Jean-François Rezeau, le président de la CCI Occitanie, tire la sonnette d’alarme à propos des répercussions des tensions géopolitiques au Moyen-Orient sur l’économie régionale. « Quand 84 % des entreprises anticipent un impact sur leur activité, ce n’est plus une inquiétude, c’est une urgence économique », lance-t-il. Ce chiffre émane de la dernière enquête de conjoncture conduite par la chambre consulaire régionale, via OBSéco, son observatoire économique régional.
Menée en mars 2026 auprès de 2 159 chefs d’entreprise des secteurs de l’industrie, de la construction, du commerce, des services et des hôtels cafés-restaurants d’Occitanie, l’étude met en évidence un net ralentissement de l’activité économique dans la région au premier trimestre 2026, dans un contexte national déjà fragile, et désormais renforcé par les conséquences du conflit au Moyen-Orient.

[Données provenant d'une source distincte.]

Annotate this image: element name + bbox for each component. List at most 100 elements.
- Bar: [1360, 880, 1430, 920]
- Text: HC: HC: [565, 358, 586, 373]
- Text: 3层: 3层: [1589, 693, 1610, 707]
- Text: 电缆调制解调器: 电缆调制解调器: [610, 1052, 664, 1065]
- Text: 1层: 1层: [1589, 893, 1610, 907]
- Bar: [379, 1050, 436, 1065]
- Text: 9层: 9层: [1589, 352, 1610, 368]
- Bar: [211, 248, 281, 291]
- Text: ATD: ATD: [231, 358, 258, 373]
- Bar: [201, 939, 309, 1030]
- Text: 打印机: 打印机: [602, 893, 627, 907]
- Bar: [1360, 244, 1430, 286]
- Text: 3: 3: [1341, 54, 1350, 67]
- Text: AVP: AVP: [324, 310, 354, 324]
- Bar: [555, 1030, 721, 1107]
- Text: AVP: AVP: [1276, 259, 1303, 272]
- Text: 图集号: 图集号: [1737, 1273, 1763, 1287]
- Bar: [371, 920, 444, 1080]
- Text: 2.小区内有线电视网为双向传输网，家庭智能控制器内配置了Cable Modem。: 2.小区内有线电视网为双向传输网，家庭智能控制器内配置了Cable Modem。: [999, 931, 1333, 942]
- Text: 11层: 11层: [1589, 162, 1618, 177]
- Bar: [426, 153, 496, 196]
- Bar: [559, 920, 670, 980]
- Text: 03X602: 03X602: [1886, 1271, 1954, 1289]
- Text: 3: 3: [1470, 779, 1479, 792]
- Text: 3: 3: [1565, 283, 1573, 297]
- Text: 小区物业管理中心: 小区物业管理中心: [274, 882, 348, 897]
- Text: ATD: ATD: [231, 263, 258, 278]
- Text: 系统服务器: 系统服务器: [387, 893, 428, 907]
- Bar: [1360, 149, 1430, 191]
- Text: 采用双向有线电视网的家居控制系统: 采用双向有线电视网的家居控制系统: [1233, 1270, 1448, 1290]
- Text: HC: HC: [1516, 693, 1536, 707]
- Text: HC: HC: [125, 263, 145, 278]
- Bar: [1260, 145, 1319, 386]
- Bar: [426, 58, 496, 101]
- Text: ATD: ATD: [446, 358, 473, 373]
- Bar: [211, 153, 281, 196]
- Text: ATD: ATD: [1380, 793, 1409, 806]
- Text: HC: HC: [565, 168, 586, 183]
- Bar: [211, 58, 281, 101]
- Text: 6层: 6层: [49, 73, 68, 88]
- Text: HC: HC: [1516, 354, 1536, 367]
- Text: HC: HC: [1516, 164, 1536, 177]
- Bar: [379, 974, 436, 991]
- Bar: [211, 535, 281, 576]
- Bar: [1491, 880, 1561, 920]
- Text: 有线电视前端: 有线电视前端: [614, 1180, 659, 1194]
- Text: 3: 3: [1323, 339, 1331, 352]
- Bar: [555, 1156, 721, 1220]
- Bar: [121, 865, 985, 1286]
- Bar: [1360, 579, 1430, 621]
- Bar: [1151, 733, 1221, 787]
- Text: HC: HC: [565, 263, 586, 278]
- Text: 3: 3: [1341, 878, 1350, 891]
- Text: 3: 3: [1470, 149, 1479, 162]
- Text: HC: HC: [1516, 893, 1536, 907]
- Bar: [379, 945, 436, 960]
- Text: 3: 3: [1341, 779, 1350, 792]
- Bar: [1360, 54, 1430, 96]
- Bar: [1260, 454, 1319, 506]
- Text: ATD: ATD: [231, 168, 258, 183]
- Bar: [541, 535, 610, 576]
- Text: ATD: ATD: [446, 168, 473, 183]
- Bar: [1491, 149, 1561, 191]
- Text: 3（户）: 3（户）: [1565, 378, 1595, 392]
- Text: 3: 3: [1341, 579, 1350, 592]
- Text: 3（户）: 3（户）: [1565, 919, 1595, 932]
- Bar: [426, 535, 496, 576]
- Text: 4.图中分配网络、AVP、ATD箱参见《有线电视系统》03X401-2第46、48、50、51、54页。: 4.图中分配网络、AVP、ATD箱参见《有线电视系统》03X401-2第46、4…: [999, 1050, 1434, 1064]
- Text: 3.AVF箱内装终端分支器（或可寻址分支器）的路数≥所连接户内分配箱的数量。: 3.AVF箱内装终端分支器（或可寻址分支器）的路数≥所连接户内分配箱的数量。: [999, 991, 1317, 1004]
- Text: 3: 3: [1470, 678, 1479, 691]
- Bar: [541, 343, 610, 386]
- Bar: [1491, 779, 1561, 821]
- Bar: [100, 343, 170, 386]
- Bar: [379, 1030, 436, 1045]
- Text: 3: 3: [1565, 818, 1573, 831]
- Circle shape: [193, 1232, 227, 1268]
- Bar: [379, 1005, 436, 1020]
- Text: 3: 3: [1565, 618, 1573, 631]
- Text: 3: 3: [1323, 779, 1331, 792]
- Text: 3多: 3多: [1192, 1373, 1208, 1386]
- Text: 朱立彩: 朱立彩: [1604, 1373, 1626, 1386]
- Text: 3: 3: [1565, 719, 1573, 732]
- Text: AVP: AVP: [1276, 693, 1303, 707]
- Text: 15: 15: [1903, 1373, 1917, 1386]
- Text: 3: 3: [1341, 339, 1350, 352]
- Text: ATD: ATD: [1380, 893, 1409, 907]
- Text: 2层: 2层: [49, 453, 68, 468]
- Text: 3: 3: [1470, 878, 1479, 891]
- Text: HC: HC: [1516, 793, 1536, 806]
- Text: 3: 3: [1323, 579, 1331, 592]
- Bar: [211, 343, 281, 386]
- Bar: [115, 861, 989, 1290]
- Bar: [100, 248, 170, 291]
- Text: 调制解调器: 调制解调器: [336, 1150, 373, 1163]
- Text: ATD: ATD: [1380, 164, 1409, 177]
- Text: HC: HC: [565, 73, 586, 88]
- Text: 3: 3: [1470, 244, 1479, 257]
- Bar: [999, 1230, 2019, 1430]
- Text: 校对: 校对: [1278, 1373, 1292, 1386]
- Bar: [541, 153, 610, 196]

Une tempête à plusieurs fronts
« Les entreprises d’Occitanie font face à une tempête à plusieurs fronts : hausse des coûts, raréfaction des carnets de commandes, manque de visibilité, poursuit Jean-François Rezeau. Dans une région qui a su démontrer sa résilience, nous ne pouvons pas laisser l’incertitude gagner du terrain. Notre responsabilité collective est de rester au plus près des chefs d’entreprise, de les accompagner et de défendre leurs intérêts auprès des décideurs publics. »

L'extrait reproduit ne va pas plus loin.